James had lived at Oaken Berry Orphanage his whole life but had never seen the inside of the cellar. Nobody had. The room was locked the whole time and only Ms. Fuide had the keys. The door was made of oak with large brass hinges. It was probably as old as the buildings that made up the orphanage. The door needed three keys to be unlocked: one old, iron one and two smaller new ones. Ms. Fuide kept them with her at all times, on a large ring that hung from her belt.

Ms. Fuide was an old woman who hated children. James had often wondered why anyone who disliked children as much as she did would end up running an orphanage. In the end he had concluded that she was getting some sort of benefits or maybe a special pension plan. What ever the reason was, James couldn’t wait until he could get out of the orphanage and away from the old bat.

James had often wondered what was inside the cellar. His friend Alice reckoned that Ms. Fuide was really a bank robber and that it was where she hid the money. Tim thought that she was the head of a group of smugglers and that the cellar led to tunnels that ran all the way from the nearby seaside to the centre of Brighton.
Whatever their theories, everybody agreed that it was something to do with the strange noises that echoed round the house every other full moon.

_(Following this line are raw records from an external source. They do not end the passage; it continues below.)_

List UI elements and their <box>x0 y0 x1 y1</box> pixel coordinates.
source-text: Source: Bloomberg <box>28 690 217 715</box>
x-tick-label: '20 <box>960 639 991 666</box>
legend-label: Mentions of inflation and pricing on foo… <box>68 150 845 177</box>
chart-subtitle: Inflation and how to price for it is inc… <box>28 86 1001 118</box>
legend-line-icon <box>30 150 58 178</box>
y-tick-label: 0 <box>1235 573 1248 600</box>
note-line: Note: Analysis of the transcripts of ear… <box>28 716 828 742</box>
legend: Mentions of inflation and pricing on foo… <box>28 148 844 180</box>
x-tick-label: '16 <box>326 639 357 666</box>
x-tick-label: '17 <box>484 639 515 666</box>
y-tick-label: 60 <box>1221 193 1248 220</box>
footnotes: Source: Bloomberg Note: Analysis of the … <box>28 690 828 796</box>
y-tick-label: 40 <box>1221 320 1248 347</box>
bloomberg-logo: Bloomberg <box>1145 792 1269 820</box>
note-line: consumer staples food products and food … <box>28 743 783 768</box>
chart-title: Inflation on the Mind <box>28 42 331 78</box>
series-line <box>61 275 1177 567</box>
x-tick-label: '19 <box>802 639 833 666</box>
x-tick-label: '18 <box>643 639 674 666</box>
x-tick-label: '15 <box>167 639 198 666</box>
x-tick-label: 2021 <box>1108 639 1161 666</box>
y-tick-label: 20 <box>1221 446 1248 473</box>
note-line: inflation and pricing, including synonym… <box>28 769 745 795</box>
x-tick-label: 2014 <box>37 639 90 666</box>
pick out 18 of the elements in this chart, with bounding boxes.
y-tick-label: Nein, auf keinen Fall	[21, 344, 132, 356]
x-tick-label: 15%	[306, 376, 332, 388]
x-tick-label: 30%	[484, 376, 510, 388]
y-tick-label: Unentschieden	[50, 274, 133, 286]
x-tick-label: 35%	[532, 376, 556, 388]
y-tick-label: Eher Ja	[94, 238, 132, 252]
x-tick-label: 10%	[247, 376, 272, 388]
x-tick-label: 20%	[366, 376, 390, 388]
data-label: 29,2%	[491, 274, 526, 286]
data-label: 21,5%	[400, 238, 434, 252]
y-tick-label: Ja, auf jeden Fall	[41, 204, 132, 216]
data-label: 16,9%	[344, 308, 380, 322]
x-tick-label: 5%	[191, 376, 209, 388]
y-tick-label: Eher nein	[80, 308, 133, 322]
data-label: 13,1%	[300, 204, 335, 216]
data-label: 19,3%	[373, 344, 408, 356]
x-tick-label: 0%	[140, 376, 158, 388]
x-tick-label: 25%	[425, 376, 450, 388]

There was always the same scratching, a hissing, then a series of knocks, then silence, and then the whole thing would start all over again. Sometimes the noises lasted for only a few minuets, others it went on for hours. When the children asked Ms. Fuide about this she would simply say, “Oh, it’s just the pipes and floorboards creaking.”, and then tell them not to be so nosey.

Eventually the three children got up the courage to venture down into the cellar. So, when Ms. Fuide had fallen asleep in front of the T.V with a glass of gin in her hands, as was her habit, they sneaked into the room and carefully unhooked the keys from her belt and then made their way to the cellar. When they reached the door there was a few minuets discussion as to who should be the one to open the door. Tim said that James should do it, as it was his plan, after all. Meanwhile James thought that Tim should stop making such a fuss and do it himself.
Eventually Alice, who had become bored of her friends bickering, unlocked the door herself. The door swung open slowly, creaking on its hinges. Once it was open the three children walked nervously down the steps. At the bottom they found a dark passageway which led to another locked door. Unlike the first door, this one was made out of metal and had a wheel in its centre, like on a bank vault. They opened the door and stepped inside.

It was pitch black inside. James and his friends stepped inside. They walked forwards a few paces and fell down a slide built into the floor. When they landed they found that they were now in a pit, with an entrance like a cave one side. From this cave there came a deep hiss.

An hour later Ms. Fuide walked into the room, switched on the light and lent over the rail into the pit. There was no sign of any of the children, but where they had been was a mound of black fur. In the middle of this pile a red eye opened and looked up at the old woman.

“All full up now, are we?” She asked, as one might a kitten. A contented purr rose up out of the pit.

Outside the full moon shone brightly.